Finding the tangent space at the identity means finding the tangent vectors to all possible curves at the identity. Thus, we differentiate and evaluate at $0$. $$\dot Q(t) =\begin{pmatrix} \dot A(t) & \ b \\ 0 & 0 \\ \end{pmatrix}$$ $$\dot Q(0) =\begin{pmatrix} \dot A(0) & \ b \\ 0 & 0 \\ \end{pmatrix} \in \mathfrak{aff}(n) $$ $$\implies \mathfrak{aff}(n) = \left\{ \begin{pmatrix} M & \ b \\ 0 & 0 \\ \end{pmatrix} \ \middle|\ M \in \operatorname{Mat}_n(\mathbb R),b \in \mathbb{R}^n \right\}$$

Thus we find that $b$ is arbitrary, and varying $A$ over the general linear group gives us all possible matrices in $\mathfrak{gl}_n(\mathbb R) = \operatorname{Mat}_n(\mathbb R)$.

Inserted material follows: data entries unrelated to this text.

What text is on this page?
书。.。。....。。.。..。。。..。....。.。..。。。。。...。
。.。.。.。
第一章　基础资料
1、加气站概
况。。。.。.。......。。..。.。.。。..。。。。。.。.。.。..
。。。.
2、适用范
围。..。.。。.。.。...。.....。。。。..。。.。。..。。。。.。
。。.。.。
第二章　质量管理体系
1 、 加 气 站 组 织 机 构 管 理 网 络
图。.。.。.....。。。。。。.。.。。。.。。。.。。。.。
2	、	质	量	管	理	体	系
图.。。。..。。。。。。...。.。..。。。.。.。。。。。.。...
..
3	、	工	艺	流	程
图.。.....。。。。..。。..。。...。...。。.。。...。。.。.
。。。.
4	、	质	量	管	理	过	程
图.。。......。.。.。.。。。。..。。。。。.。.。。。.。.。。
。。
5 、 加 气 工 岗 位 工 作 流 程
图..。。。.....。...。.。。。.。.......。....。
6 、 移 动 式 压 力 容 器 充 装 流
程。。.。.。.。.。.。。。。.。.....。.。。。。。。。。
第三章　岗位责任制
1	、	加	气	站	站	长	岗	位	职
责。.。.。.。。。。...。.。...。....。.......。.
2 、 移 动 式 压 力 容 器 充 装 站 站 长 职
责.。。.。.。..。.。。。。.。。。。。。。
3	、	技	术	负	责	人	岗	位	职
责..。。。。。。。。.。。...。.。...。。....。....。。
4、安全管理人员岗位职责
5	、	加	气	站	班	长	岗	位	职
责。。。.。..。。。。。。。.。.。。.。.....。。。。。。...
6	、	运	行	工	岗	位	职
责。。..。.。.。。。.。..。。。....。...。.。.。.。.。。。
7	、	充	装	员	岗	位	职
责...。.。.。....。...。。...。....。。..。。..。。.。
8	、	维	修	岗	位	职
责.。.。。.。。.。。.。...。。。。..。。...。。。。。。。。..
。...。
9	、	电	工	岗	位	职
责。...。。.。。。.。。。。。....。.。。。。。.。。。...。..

Then as vector spaces, $\mathfrak{aff}_n(\mathbb R) = \mathfrak{gl}_n(\mathbb R) \oplus \mathbb R ^n $. As Lie algebras, you have to take the semi-direct product of the two terms, which in this case is just a way of saying the direct sum of the two as vector spaces has the bracket operation defined on it in the natural way.